The PCI SSC has called for merchants to become more security aware and understand that they are likely to be breached and therefore need a good incident response plan.
“Many organisations still lack an incident response plan, and even where they do have one set up, they are unlikely to have tested it,” said King.
The PCI SSC recommends all orgnisations set up an incident response plan and test it regularly to ensure that, when they are breached, the intrusion can be contained quickly and the damage minimised.
“Incident response plans, which require training and planning, are also critical to enabling organisations, and merchants in particular, to recover quickly from attacks and resume business,” said King.
The PCI SCC provides support to merchant organisations through training programmes that are aimed at all levels in an organisation to promote understanding of key areas of cyber security, he said.
In the coming months, the PCI SCC plans to work with banks in Europe and the US to find ways of improving security, particularly for small merchants that lack the resources of larger organisations.
“We are looking at ways to make security as easy as possible by building more security into the payment services they are using to reduce the burden on the merchants,” said King.

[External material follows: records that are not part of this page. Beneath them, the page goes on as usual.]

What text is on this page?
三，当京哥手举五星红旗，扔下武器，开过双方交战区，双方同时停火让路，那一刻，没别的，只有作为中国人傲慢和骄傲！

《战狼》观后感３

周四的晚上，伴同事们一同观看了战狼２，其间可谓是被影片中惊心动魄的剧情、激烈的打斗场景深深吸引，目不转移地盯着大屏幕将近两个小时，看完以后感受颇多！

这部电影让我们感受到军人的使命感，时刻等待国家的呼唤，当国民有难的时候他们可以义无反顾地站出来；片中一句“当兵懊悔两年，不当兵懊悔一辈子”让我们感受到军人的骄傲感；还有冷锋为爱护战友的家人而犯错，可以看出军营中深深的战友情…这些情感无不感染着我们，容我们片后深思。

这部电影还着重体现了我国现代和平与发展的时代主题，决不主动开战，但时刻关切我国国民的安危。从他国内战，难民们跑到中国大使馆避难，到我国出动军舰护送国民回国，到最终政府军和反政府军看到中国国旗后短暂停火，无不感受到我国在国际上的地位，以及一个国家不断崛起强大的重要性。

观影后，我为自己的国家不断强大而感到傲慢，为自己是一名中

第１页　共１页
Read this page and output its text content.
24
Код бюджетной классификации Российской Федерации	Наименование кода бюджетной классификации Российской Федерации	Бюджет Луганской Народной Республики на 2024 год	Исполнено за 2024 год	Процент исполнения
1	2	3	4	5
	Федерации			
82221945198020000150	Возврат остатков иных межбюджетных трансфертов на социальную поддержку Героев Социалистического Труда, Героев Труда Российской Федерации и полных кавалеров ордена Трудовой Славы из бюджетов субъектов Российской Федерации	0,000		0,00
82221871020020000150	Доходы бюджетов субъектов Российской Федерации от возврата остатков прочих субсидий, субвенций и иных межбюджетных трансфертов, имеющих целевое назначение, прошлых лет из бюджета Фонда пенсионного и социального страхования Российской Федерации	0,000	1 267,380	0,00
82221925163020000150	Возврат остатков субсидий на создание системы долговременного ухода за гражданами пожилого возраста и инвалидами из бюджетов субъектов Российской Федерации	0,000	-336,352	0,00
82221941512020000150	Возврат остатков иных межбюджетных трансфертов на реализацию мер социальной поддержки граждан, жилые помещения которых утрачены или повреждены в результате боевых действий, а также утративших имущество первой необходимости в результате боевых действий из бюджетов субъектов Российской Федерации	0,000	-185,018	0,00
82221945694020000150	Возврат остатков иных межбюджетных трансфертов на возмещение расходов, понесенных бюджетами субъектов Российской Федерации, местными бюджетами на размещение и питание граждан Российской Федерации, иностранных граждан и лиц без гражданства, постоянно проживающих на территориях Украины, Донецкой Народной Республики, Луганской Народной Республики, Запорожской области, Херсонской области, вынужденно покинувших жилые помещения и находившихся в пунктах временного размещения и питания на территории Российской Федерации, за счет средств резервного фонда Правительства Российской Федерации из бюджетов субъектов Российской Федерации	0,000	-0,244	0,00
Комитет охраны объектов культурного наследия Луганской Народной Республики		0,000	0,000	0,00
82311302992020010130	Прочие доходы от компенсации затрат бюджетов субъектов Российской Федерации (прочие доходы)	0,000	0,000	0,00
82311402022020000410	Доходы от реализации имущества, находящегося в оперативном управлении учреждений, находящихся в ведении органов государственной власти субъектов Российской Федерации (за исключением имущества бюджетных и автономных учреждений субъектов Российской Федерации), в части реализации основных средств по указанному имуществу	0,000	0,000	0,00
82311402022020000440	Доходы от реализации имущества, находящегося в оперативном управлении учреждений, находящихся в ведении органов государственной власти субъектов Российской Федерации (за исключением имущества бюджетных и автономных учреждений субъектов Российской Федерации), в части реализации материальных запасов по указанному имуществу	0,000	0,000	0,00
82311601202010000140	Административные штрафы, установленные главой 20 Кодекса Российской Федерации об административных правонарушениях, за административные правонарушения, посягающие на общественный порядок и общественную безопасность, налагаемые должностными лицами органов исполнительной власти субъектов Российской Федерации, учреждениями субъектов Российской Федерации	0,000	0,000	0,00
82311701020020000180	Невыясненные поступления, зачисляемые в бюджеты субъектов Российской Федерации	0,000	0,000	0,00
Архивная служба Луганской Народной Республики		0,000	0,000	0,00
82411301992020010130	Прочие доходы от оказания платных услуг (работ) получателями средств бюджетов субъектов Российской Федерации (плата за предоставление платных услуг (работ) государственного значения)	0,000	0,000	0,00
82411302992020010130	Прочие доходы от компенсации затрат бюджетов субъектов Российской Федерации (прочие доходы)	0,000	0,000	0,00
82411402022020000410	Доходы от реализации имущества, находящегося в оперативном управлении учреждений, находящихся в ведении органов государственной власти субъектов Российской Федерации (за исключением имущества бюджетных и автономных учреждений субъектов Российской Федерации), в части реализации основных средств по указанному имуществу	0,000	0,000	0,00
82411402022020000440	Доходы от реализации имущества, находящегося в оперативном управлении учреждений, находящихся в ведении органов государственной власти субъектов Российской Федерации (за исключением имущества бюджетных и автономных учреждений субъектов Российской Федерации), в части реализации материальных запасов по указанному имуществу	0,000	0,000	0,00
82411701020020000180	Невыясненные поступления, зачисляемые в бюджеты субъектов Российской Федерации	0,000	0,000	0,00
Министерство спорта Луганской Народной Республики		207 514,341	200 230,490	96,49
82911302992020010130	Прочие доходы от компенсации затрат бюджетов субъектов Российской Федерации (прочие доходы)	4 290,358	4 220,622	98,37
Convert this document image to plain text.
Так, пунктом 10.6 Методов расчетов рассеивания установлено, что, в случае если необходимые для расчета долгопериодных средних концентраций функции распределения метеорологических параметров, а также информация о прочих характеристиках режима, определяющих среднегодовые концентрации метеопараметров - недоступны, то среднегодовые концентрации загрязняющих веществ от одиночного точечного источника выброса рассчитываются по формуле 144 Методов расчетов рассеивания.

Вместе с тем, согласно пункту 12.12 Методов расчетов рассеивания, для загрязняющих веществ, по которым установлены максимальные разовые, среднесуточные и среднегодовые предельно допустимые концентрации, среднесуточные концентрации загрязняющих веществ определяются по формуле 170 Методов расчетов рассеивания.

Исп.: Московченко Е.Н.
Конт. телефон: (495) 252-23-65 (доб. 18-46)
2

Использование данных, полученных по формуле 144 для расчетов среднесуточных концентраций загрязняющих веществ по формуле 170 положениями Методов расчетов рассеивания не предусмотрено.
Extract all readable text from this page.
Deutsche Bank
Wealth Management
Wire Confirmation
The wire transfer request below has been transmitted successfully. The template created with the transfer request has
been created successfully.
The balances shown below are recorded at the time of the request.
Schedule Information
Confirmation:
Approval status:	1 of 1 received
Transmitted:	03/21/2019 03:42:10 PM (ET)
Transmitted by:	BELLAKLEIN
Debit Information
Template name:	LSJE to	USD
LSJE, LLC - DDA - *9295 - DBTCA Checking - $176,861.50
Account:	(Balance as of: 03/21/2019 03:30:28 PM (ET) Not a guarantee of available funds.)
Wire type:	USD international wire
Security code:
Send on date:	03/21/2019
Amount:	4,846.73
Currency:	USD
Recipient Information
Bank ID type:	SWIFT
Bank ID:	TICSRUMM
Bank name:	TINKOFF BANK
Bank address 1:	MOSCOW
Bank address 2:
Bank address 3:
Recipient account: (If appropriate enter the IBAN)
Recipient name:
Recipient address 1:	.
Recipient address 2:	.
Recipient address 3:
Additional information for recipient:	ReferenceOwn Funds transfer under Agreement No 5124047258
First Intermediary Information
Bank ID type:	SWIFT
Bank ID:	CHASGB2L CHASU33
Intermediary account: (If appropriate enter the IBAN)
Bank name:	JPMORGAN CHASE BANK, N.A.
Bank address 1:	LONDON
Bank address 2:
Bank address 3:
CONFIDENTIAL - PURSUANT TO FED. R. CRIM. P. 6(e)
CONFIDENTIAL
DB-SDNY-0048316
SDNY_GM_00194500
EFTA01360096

“Chip and pin took away a lot of card-present fraud, so now we have to come up with a similar process for the e-commerce space where payment providers handle payments securely,” he said.
The PCI SCC is working with banks to draw up a list of reasonably priced, good third-party payment providers that are secure and comply with the PCI data security standards (PCI DSS).
“This approach means the merchant is no longer seeing the card data because all that is being handled by payment service providers who are experts in the field,” said King.
“Instead of trying to tacking e-commerce payments all on their own, merchants will be able to go for help to the financial institution that that they bank with, and the acquiring banks will be responsible for ensuring a consistent service to all merchants,” he said.
Following consultation with acquiring banks, the PCI SCC plans to publish guidance for banks on how to provide services that reduce what merchants have to do to ensure secure online transactions.
Although the initiative is aimed at helping small merchants, organisations of all sizes will benefit from services that automatically include a high level of security for transactions.
King said the European community meeting in Berlin also featured discussions around new technologies such as mobile commerce.
“There is a lot of interest in using mobile commerce in the merchant environment to accept payments, and we have been very busy in that regard,” he said.
PCI SCC is working closely with all stakeholders, he said, to find ways of making mobile payments as secure as possible, and evaluating card readers and pin pads that plug into mobile phones.
“We see a lot of challenges as well as opportunities associated with mobile ommerce, which will be another hot topic for the council in the coming year,” said King.
In the meantime, he said the PCI SCC has updated its guidance for merchants looking to accept mobile payments and its guidance on the topic for developers that are available in the online documents library.